Because then the mud starts! Initially the two 7-year-old girls worked very hard to keep their shoes clean and their feet dry, which led to many interesting conversations, negotiations and techniques on crossing the many little streams and countless mud pits. However there came a turning point where my daughter paused and contemplated how to get around yet another mud pit…that was it, she gave up the fight and ran “straight up the guts”! The younger boys had given up the fight a lot earlier. The rest of the walk consisted of the kids happily yelling “mud run” and sprinting through the mud pits.


After 1.5 hours of easy (muddy) walking we reached the Ngamuwahine River, where once crossed the track continues for another 30 minutes. We turned around at this point as the river had reasonable flow and we didn’t want to attempt crossing it with the kids, as no doubt one of the 4 kids would have ended up in the water and being the middle of winter, that water was cold and the walk out would not have been fun!

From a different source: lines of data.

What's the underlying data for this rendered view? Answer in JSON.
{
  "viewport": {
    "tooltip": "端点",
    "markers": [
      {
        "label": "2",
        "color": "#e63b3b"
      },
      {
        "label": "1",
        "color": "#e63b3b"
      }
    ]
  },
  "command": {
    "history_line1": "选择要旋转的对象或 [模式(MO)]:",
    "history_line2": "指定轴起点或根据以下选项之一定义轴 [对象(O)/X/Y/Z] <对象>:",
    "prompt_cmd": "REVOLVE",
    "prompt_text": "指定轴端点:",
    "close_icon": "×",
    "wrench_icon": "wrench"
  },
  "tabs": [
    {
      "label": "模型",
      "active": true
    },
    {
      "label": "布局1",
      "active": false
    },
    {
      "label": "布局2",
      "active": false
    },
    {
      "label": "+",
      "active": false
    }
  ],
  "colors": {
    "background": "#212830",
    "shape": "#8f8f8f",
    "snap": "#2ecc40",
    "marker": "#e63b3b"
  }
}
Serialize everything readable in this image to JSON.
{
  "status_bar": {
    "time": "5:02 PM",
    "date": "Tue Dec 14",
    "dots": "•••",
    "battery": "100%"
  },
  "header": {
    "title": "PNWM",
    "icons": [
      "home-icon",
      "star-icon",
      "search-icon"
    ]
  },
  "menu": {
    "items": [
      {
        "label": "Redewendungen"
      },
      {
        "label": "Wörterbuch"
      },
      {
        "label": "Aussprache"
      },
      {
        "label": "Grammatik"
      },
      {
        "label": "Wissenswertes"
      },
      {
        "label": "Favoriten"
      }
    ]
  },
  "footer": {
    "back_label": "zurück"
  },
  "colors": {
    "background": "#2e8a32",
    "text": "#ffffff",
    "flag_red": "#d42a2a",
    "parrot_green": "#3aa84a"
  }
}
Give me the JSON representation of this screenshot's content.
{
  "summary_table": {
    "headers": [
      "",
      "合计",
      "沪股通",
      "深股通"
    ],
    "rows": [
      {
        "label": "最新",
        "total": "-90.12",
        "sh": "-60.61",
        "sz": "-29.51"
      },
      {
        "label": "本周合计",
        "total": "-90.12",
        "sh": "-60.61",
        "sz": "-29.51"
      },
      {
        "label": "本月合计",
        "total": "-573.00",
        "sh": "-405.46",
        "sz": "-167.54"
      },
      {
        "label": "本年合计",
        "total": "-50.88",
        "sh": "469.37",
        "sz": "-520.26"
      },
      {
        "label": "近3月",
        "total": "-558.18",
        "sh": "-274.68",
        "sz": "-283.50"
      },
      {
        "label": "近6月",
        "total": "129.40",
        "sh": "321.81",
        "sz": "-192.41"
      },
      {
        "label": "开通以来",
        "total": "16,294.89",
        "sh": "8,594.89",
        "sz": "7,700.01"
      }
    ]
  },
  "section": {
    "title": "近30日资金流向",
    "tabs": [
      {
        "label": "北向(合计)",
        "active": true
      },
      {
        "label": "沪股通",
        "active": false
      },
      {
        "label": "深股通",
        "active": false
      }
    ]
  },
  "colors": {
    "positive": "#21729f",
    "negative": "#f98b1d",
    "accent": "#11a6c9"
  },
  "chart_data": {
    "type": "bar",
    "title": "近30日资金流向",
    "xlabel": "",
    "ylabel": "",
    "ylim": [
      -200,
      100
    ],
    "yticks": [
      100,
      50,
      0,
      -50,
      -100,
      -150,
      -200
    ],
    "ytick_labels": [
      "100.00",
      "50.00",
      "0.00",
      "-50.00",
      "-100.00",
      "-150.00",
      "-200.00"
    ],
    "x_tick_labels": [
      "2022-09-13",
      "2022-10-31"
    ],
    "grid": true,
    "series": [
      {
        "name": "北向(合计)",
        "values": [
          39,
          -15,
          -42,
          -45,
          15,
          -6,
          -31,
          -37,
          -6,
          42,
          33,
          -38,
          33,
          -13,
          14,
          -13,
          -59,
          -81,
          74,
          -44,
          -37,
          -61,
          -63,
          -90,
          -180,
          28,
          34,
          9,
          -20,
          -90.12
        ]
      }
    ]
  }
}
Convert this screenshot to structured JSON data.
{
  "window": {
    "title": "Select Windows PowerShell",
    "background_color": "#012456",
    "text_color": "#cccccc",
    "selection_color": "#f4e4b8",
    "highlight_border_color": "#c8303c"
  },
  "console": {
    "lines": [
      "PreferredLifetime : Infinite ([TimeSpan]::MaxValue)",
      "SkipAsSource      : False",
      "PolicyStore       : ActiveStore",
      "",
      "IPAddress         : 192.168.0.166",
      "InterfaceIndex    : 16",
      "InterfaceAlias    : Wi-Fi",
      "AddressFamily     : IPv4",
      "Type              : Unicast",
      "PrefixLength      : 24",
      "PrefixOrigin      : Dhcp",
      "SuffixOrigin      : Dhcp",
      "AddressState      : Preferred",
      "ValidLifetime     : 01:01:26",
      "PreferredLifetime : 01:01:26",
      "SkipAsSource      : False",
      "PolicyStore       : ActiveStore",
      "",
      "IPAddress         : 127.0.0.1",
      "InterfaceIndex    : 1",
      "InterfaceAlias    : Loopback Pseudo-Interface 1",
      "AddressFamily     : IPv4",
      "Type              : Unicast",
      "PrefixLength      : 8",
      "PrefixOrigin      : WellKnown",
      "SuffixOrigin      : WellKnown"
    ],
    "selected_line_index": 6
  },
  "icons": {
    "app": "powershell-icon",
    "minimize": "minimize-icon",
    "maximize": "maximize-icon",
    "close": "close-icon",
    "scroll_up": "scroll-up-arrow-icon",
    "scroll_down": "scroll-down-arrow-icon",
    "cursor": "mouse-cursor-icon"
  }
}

We found a picturesque spot by the riverside for lunch and then we set off homeward bound. The walk back to the car was reasonably painless, with not many complaints or bribes needed.

The kids did awesome and now I am confident that my 5-year-old can go the distance. I would recommend this track to help build or test kids endurance as it is flat and you can just turn around at any point, but maybe only to families with a little bit of bush experience (due to signage and river crossing).

Note: “The Blade” area as it is locally known is right at the end of Whakamarama road. The driveway down there (from the road end ) is ~900m of gravel road to the main car park (this is single lane so go slow, there are a couple of places to stop if you come across another car). Other tracks can be accessed from this car park.


  • Location: Kaimai Mamaku Forest, Bay of Plenty
  • Access: The Blade, End of Whakamarama Road, Whakamarama
  • DOC Duration: 2 hours one way      Forest Family:  1.5 hrs one way to the Ngamuwahine river crossing (this is in line with the DOC times, as the track continues for 30 minutes after river crossing) we returned the same way. Our group was made up of 2 adults, two 7 and two 5 year old’s.
  • Track Grade: Advanced (due to river crossing)
  • Highlights/Features: Mud, mud and more mud (it was winter and kids were doing mud runs), remains of the historic tramway and a beautifully clear river with plenty of picnic spots along the way.
  • Notes:  Rivers in the area can rise very quickly after rain, hence the advanced grade. We also encountered a hunter with his hunting dogs on this track (luckily the dogs were well-trained and friendly).